Por ter firmado um Termo de Ajuste de Conduta (TAC) para reduzir as emanações de odores industriais — e demonstrar seu cumprimento — um frigorífico não terá de indenizar individualmente os moradores da região pelo mau cheiro. A ideia é que o instrumento do Ministério Público já solucionou extrajudicialmente o problema, representando, por via difusa, toda a comunidade.

Assim, a 9ª Câmara Cível do Tribunal de Justiça do Rio Grande do Sul negou apelação de uma moradora da Comarca de Santa Rosa, que teve ação indenizatória movida contra o frigorífico julgada improcedente.
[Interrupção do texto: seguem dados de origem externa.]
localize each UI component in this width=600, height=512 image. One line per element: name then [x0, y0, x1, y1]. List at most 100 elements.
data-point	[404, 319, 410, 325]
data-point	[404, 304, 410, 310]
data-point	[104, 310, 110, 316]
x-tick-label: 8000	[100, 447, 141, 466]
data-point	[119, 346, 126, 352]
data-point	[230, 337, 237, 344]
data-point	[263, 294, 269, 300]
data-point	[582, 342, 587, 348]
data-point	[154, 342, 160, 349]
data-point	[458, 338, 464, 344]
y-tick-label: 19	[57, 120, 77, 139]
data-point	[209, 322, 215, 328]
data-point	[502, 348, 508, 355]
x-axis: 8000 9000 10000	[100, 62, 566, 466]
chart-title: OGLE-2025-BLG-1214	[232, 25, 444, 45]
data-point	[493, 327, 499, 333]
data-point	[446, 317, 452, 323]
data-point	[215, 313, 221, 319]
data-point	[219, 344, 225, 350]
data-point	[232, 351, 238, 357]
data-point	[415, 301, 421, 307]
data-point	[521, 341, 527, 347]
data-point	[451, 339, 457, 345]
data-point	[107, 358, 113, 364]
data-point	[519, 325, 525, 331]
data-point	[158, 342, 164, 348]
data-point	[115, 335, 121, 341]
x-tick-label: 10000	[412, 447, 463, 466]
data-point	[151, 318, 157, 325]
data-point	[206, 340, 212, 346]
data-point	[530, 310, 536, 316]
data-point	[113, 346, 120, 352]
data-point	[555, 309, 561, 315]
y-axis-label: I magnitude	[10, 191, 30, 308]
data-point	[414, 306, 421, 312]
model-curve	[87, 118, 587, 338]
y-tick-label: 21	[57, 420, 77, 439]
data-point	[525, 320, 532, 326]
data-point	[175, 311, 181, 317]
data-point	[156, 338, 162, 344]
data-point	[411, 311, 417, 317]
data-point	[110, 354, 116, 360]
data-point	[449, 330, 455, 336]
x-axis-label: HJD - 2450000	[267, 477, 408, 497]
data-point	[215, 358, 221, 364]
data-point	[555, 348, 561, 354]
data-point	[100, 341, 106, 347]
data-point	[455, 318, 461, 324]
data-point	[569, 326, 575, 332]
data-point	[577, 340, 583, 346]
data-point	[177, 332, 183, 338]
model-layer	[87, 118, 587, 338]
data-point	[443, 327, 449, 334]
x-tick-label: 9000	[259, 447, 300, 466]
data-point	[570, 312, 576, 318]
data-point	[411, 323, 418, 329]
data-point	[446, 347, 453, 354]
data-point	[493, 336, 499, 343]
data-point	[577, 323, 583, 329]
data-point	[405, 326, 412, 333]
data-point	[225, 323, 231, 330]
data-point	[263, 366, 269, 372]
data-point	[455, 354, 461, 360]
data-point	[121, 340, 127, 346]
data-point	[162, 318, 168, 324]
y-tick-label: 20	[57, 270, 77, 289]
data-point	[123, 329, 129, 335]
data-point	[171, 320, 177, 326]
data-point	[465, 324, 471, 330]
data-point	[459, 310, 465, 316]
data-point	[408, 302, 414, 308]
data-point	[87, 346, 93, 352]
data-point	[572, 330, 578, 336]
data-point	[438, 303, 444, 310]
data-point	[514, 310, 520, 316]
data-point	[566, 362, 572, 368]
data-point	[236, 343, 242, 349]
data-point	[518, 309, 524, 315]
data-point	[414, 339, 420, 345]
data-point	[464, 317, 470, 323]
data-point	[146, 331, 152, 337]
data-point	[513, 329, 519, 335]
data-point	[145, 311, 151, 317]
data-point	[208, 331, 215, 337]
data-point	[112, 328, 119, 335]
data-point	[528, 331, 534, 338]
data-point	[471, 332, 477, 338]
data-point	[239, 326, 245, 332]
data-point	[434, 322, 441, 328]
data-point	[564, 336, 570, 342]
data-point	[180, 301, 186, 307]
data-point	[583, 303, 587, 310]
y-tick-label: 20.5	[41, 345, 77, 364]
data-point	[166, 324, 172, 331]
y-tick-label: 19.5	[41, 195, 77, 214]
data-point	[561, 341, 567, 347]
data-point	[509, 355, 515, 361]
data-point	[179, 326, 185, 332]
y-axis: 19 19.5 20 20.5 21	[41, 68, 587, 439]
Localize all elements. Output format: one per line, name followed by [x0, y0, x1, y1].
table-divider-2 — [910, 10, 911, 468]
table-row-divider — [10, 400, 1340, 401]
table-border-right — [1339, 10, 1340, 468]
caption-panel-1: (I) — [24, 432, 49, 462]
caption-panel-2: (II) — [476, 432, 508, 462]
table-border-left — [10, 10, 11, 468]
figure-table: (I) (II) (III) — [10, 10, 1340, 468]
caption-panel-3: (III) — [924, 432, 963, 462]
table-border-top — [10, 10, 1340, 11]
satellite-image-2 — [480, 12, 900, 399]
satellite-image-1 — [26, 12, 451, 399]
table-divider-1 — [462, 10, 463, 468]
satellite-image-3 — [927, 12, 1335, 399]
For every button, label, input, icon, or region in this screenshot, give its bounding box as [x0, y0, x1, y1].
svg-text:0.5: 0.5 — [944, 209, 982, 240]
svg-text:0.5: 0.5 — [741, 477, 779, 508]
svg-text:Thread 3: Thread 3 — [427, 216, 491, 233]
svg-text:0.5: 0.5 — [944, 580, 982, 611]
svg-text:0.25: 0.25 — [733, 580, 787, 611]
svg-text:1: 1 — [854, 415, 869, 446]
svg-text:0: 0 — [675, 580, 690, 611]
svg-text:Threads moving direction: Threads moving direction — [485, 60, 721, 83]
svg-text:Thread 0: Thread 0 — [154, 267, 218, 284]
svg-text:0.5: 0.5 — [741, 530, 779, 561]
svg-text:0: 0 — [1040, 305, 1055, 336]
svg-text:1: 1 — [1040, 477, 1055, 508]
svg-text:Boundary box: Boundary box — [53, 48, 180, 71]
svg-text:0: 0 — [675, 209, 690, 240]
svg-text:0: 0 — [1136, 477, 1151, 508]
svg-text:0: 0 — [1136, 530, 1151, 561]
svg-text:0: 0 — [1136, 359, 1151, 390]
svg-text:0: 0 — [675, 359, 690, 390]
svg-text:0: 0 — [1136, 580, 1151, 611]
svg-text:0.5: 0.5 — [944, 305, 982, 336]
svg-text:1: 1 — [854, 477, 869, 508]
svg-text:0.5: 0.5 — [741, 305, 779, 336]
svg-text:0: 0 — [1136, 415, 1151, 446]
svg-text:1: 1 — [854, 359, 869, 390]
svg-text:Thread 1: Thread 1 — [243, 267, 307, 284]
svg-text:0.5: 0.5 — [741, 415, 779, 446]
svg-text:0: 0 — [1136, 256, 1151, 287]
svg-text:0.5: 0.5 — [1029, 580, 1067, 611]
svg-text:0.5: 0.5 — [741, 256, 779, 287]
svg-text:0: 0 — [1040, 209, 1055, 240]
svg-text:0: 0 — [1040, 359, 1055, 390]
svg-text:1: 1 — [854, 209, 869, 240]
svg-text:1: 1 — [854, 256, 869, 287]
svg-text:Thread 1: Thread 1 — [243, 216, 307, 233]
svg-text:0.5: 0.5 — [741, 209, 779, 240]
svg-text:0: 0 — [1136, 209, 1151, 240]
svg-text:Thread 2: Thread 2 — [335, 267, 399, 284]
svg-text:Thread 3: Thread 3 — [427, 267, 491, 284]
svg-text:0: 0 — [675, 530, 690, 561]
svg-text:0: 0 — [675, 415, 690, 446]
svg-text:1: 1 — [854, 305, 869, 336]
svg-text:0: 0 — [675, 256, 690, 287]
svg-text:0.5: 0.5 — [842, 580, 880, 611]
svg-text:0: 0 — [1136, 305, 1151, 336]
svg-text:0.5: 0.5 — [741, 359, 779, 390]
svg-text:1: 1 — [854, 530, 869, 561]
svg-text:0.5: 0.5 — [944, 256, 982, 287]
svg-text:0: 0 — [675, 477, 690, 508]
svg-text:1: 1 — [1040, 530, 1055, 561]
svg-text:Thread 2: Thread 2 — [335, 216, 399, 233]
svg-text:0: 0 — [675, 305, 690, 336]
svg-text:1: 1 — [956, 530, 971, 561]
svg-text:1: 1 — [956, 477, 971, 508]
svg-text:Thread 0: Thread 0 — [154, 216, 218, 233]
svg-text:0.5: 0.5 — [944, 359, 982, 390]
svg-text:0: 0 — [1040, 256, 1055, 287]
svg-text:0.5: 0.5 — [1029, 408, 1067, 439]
Na origem, o juiz Adalberto Narciso Hommerding, da 2ª Vara Cível, indeferiu o pedido, elencando quatro fundamentos — três de Direito e um de cunho econômico. Primeiro, observou que uma punição, em dano moral, tem de satisfazer o caráter pedagógico. E este está ausente no caso concreto, pois já existe um TAC em andamento, e as exigências de adequação à legislação ambiental vêm sendo cumpridas. Ou seja, não há necessidade, nem sentido, de punir a empresa novamente.

Em segundo lugar, não se poderia falar em direito de vizinhança, pois a empresa de abate de suínos está localizada na zona industrial da cidade, no mesmo lugar, há 60 anos, e não na residencial. Ou seja, a companhia já havia ocupado o local quando ainda era zona rural.

O terceiro argumento para a improcedência da demanda é um desdobramento do segundo. Se o frigorífico é preexistente às residências próximas, argumentou o juiz, quem foi morar nas suas proximidades sabia da possibilidade de conviver com o  mau cheiro. Comparando, seria o mesmo que tentar punir o aeroporto pelos ruídos suportados pelos moradores que se estabeleceram no seu entorno com o passar do tempo.

Por fim, o julgador disse que a ação indenizatória visa, apenas, enriquecer a parte autora, pois não leva a qualquer resultado ou consequência socialmente útil. Imagine-se, supôs, a população toda da comarca — mais de 60 mil pessoas —, ajuizando ação de danos morais por se sentir atingida pelo mau cheiro. Se isso fosse permitido pelo Judiciário, o frigorífico simplesmente quebraria, provocando um grave problema social.

“As supostas ‘vítimas’ — e a parte autora é uma delas —, no fundo, assentiram tacitamente, aceitando morar no local, cuja dificuldade em relação ao cheiro é fato notório, o que afasta qualquer hipótese de caracterização de dano. Ademais, o frigorífico funciona com autorização legal, e caberia, em caso de atividades nocivas, à autoridade competente a respectiva interdição, o que até hoje não foi feito por descabido”, afirmou Hommerding.

O relator da apelação, desembargador Eugênio  Facchini Neto, registrou no acórdão que proferiu entendimento idêntico num caso similar envolvendo o mesmo frigorífico, ocasião em que propôs um voto de louvor ao juiz Adalberto Narciso Hommerding, pela sua sensibilidade social e erudição.

Na visão de Facchini Neto, o enfrentamento individual deste tipo de problema mostra-se absolutamente ineficiente, pois estimula o mero ganho financeiro e desestimula a solução do problema, que atenderia o interesse coletivo. E com um agravante: pode quebrar a sociedade empresária, jogando no desemprego milhares de pessoas. O acórdão foi lavrado, à unanimidade, na sessão do dia 29 de janeiro.